The Best Kind of Forever (Riverside Reapers) -
The Best Kind of Forever: Chapter 13
AERIS
“Am I making the stupidest decision of my life?” I whine, planting my face into a pillow.
I feel Lila’s hand surf over my hair, running some of the strands between her fingers. “You’re scared, love,” she explains in that motherly tone of hers, and when I conjure enough courage to look up at her, her sage eyes are sympathetic.
The sigh that exits me seems much older than I am, like it’s been bottled inside for years. “Why? Why can’t I just give him a chance?” The shakiness of my voice forewarns that I’m seconds away from turning into a sobbing mess.
“It’s scary. Letting people in is scary. Wilder made himself look like a good guy and still broke your trust. And now you have Hayes, who has a bit of a reputation, trying to poke his way through the cracks in your guard. It makes sense that you’d be hesitant.”
It feels like liquid nitrogen is tunneling through my bloodstream and numbing my nerve endings. The rational part of my brain knows not everyone’s out to get me, yet I still believe that a little disappointment in the beginning outweighs a lot of inevitable heartache in the end.

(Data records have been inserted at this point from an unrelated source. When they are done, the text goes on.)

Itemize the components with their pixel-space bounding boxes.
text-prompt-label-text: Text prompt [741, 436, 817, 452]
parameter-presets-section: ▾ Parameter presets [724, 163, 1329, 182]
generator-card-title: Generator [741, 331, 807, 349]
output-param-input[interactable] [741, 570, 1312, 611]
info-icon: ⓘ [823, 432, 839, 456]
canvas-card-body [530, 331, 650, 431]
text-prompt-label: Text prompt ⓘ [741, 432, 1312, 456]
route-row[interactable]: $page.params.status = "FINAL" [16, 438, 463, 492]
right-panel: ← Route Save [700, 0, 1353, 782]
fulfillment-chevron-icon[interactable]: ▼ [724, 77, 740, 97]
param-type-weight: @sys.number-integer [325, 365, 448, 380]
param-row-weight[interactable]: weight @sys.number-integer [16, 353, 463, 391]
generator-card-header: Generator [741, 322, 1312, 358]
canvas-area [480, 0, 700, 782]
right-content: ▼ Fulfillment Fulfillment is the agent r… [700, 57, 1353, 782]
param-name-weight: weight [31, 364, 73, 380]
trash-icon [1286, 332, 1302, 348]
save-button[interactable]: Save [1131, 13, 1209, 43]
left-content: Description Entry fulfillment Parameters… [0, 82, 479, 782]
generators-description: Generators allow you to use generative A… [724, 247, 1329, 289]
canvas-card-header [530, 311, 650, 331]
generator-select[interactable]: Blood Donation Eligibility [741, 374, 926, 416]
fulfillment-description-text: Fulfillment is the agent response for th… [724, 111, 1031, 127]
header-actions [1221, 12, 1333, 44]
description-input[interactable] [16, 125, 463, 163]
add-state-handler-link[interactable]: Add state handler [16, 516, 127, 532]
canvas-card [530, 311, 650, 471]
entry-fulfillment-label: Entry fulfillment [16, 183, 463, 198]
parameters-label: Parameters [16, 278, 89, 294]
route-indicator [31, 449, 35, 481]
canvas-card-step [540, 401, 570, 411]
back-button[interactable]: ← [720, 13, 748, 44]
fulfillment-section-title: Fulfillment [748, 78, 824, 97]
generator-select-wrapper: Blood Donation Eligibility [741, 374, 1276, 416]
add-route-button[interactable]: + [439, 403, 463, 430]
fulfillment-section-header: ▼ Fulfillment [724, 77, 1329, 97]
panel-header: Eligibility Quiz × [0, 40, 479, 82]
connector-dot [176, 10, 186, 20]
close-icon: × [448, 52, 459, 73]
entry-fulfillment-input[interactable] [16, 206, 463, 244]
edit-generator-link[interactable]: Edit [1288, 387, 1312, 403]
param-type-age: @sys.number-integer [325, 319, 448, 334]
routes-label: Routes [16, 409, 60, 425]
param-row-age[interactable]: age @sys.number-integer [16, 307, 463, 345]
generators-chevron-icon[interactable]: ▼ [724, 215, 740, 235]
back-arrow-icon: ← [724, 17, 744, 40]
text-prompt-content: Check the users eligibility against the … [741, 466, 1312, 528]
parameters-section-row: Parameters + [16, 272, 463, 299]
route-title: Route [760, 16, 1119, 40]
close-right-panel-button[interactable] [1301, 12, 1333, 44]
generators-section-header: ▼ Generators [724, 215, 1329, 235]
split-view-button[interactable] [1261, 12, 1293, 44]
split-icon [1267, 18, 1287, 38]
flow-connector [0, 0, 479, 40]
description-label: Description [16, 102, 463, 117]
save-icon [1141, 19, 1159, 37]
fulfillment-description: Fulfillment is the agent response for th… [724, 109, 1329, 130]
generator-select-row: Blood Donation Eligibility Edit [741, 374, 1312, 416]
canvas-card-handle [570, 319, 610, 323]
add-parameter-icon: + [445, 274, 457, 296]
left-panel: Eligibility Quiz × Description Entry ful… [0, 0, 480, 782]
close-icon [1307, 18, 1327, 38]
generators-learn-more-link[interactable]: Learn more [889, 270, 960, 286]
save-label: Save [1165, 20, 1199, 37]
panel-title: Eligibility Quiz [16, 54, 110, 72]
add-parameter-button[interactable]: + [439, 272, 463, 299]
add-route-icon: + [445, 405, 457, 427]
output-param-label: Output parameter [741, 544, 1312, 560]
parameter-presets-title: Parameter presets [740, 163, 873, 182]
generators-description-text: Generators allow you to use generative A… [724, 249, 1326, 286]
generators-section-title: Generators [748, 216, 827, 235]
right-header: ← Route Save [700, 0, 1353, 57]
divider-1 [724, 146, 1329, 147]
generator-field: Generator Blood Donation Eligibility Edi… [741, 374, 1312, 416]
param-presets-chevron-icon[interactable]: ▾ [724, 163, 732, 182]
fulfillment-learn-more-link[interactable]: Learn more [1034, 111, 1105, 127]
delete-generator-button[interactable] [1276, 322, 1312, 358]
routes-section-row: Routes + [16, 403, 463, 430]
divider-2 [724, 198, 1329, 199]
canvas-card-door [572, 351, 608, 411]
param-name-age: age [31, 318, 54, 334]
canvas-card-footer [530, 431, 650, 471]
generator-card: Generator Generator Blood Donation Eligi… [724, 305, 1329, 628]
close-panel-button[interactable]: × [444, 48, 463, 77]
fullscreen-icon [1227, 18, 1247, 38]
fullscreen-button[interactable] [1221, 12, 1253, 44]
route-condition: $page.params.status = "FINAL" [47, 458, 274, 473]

“He’s not a bad guy,” I whisper, not even sure why I can’t say the words out loud. Maybe it’s because I’m afraid to feed that frightened, caged animal inside of me. Because if I feed it, I give it power—I give it a reason to sink its claws deeper into me and never let go.
“I don’t think he is,” Lila concurs.
With a strangled intake of air, I force myself onto my hipbones. Filminess whitens my visions, and my cotton mouth tries to replace a single droplet of saliva that will sustain me for the next few minutes. “What would you do in my situation?”
“I’m not you,” Lila coos, and the mollifying ministrations she’s making on my arms are becoming fruitless.
I cycle between sadness, confusion, self-pity, anger, and guilty rumination as the silence bridges between us. Call it my Five Stages.
Sadness: I just want to let him in.
Confusion: Why can’t I get out of my own head?
Self-pity: I’ll never be able to trust him.
Anger: I’m a coward, and I don’t deserve to be loved.
Guilty rumination: I shouldn’t have pulled away that night.
Hugging my arms around my midsection, I squeeze my eyes shut to banish the moisture in them.
I feel the couch cushion shift, then I hear Lila’s footsteps pad somewhere to the left of me. When she comes back, I open my eyes to replace a carton of Ben & Jerry’s in her hands.
She has my favorite flavor—chocolate chip cookie dough—and she pops the lid off, scooping a generous mound onto a spoon for me. I’m half-surprised when she lodges it into my mouth without warning, but as soon as it melts on my tongue, it hits the spot right away.
I start my tireless journey to carve a decent-sized dent in the carton as Lila’s eyes remain glued to my every movement. My stomach clenches painfully since this is the first thing I’ve eaten all day, and I’ll probably regret it in the morning, but that’s not enough incentive to stop me.
“Do you want some?” I mumble through a mouthful of cream and cookie and chocolate.
Lila laughs. “That’s okay, love. I got it for you.”
“You bought it for me?”
“You were running out.”
Oh, God. She’s going to make me cry. I can’t stand it when people do nice things for me. I think it’s probably because I’ve convinced myself that I don’t deserve it—you know, a good ol’ trauma response from failing my brother.
I propel myself into Lila with the force of a bull, bringing her into a rib-crushing, breath-squeezing kind of hug. She lurches back a bit, but once I feel her arms wrap around me, my worries dissipate just a little. “Thank you. For taking care of me.”
“I will always take care of you, Aer-Bear. My best friend deserves to be happy, to fall in love, to live a fulfilled life. Don’t rob yourself of that. It’s okay to feel. Your heart is my favorite part of you. I don’t want to see it broken, but I don’t also want to see it atrophy from disuse. Take that leap of faith.”
A cold panic shimmies up my spine. She’s right. You know how when you’re drowning—or, I hope you don’t know—you try your hardest not to swallow any water? Because the more water you swallow, the harder it is to breathe. Did you also know that you have to let a little water in to allow yourself to swim back up to the surface?
I think that’s what I have to do—endure a moment of pain in return for a lifetime of pleasure. Besides, there’s no guarantee I’ll replace myself drowning. To drown, I have to lose control in the water. But there are things that help you stay afloat to prevent that from ever happening. Things like life jackets. Maybe Hayes is my life jacket.
Without a word, I scramble for my phone, my thumbs typing furiously away at the keyboard.
Lila looks concerned, and maybe a tad bit frightened. “What are you doing?”
Once I hit that send button, my first smile of the week emerges. “I’m taking a leap.”